How will evaluators decide when we need to abort

Esta Nagy edited this page Nov 5, 2020 · 1 revision

We need to start with a disclaimer. Evaluators can decide any way they want, we can only document how each of them do. Please find this list in case of the built-in evaluator(s) below. Also, it is worth noting that in case abort suppression is active, we are only counting the abortions which really happened and don't log the suppressed cases.

Percentage based evaluator

Countdown abort decision is made if the answer to all of the following questions is yes.

  • Did we observe enough countdown start events to pass burn-in?
  • Did we see no countdown completed events at all?

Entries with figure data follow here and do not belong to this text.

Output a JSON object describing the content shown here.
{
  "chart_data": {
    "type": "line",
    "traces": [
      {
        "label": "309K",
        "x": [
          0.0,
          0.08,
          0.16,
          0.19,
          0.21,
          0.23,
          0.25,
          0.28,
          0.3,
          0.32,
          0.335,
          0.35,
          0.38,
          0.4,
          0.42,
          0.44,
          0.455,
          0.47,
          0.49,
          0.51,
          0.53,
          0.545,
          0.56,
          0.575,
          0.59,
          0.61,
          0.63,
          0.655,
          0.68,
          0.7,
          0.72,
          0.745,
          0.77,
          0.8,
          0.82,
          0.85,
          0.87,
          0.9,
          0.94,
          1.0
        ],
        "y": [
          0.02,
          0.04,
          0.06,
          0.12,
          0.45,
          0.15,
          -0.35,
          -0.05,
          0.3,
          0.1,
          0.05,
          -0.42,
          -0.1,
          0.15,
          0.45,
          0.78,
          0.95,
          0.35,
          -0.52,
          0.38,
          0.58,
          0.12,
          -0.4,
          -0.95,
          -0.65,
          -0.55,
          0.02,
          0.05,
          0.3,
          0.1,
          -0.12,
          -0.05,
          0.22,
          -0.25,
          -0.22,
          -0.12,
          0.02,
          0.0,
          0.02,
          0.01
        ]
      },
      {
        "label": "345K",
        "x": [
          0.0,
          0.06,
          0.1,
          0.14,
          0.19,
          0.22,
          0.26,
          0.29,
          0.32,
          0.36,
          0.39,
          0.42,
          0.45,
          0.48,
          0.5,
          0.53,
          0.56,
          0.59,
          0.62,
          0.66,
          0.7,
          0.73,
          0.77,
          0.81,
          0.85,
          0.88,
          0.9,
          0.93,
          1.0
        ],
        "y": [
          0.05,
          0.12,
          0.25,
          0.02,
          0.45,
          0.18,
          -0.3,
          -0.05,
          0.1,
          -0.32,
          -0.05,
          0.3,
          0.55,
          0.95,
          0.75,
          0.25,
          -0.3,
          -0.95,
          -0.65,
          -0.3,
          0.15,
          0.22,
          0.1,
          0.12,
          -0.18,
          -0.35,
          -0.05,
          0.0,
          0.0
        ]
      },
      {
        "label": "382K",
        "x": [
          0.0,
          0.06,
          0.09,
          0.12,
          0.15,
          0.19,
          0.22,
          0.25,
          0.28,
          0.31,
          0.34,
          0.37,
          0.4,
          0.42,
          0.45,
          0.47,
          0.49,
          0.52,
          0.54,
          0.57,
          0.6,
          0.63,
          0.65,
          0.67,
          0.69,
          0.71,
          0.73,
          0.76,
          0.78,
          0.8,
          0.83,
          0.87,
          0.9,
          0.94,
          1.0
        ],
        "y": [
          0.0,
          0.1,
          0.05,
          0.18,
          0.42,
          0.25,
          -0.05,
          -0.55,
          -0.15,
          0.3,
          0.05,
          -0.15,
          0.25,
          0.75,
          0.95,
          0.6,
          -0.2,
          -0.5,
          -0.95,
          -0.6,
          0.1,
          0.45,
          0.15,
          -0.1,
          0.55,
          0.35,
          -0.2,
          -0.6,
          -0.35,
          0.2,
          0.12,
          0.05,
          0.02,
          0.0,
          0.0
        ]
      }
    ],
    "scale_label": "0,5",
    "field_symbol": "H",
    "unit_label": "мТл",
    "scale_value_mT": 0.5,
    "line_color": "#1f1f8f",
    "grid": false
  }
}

Mission abort decisions are a bit more complicated than that. There are two, equally important, parts we need to figure out as you will see below:

  1. Did we have enough countdown starts (or countdown completions in case there is no post-processing) to pass the burn-in?
  2. What is the percentage of failed or aborted tests compared to the total test runs?

The first question should be trivial to answer as it is a simple comparison between the burn-in threshold and the higher value of the two countdown metrics (started or completed). To answer the second question, this evaluator will sum the number of test failures (including post-processing failures), the number of times we made a mission abort decision and the number of successful test runs. This will be the 100% mark. If we discard percentage of the the successful test runs from this, we will get the percentage of failed or aborted test runs. Tests will be aborted if this percentage is higher than the abort threshold we have set.